The operational model and satellite products are important and visible aspects of NERACOOS. The hindcast/forecast models incorporate the real-time weather and ocean data being collected by the NERACOOS and other platforms in the region to improve their model accuracy. The output products of these components have a wide variety of applications, ranging from providing a spatial/temporal synthesis of in-situ data collected by fixed (moorings) and/or moving (shipboard, gliders) platforms, to providing forecasts of hazardous conditions (severe weather, waves and seas, HABs).

Models

NERACOOS supports the Bedford Institute of Oceanography (BIO) and the University of Maine (UMaine) in ongoing modeling efforts in the Gulf of Maine.

NERACOOS is also supporting the University of Massachusetts-Dartmouth (UMassD) to develop a full marine environmental hindcast/forecast system (Northeast Coastal Ocean Forecast System, or NECOFS) for the Scotian Shelf/Gulf of Maine/Georges Bank/New England Shelf region.

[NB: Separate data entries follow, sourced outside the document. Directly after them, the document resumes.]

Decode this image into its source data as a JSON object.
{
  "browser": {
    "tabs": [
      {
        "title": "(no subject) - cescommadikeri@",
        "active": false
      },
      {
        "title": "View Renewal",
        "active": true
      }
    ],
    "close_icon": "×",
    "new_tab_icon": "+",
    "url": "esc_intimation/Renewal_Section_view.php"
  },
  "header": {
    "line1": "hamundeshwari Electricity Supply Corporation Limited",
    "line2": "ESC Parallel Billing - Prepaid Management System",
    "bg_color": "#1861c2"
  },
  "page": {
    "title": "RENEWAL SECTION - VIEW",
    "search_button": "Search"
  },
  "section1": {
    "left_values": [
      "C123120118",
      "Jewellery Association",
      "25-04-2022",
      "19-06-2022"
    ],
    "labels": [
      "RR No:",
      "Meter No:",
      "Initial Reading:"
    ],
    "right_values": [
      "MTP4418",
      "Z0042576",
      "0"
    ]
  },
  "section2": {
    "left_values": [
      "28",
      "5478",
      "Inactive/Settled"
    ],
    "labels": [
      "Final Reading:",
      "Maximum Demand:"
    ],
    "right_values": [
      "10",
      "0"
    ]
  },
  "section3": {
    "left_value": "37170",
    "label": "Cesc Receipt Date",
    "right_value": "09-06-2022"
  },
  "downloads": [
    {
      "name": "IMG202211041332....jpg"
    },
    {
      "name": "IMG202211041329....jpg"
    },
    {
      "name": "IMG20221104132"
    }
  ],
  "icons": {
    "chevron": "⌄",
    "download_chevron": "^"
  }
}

This system features three core model components:

  1. The NOAA/NCAR Weather Research and Forecast (WRF) mesoscale weather model configured to provide surface weather, wind stress, heat flux, and precipitation minus evaporation flux over the Northeast regional domain with 9-km resolution,
  2. FVCOM-SWAVE, an unstructured-grid finite-volume surface wave based on the Simulating WAves Nearshore (SWAN) surface wave model, and
  3. The unstructured-grid Finite-Volume Coastal Ocean Model (FVCOM) configured with horizontal resolution of 0.3-1.0 km in the coastal region and a generalized terrain-following vertical coordinate with a total of 46 layers (including 10 uniformly thick layers in the surface and bottom boundary layers, respectively.

The NECOFS 3-day forecasts are available at:
http://fvcom.smast.umassd.edu/research_projects/NECOFS/Forecast_Hindcast/index.html

With support from neighboring Mid-Atlantic Coastal and Ocean Observing Regional Association (MACOORA), circulation and storm surge models are available to the NERACOOS region from the Long Island Sound Integrated Coastal Observing System (LISICOS).

Satellite Data

BIO, UMaine, and the University of New Hampshire (UNH) will continue ongoing satellite remote sensing activities in support of NERACOOS in the Gulf of Maine.

  • BIO obtains MERIS imagery to coincide with regular shipboard surveys in the northern Gulf of Maine. These data, commencing 25 May 2008, are served internally at BIO for scrutiny and analysis.
  • UMaine processes and distributes satellite SST, ocean color, true color and QuickScat winds through the U Maine website.
  • UNH processes and serves MODIS chlorophyll-a and sea surface temperature (SST) imagery to provide the daily satellite data source for the ECOHAB red tide monitoring forecast system as part of NOAA-funded GOMTOX program.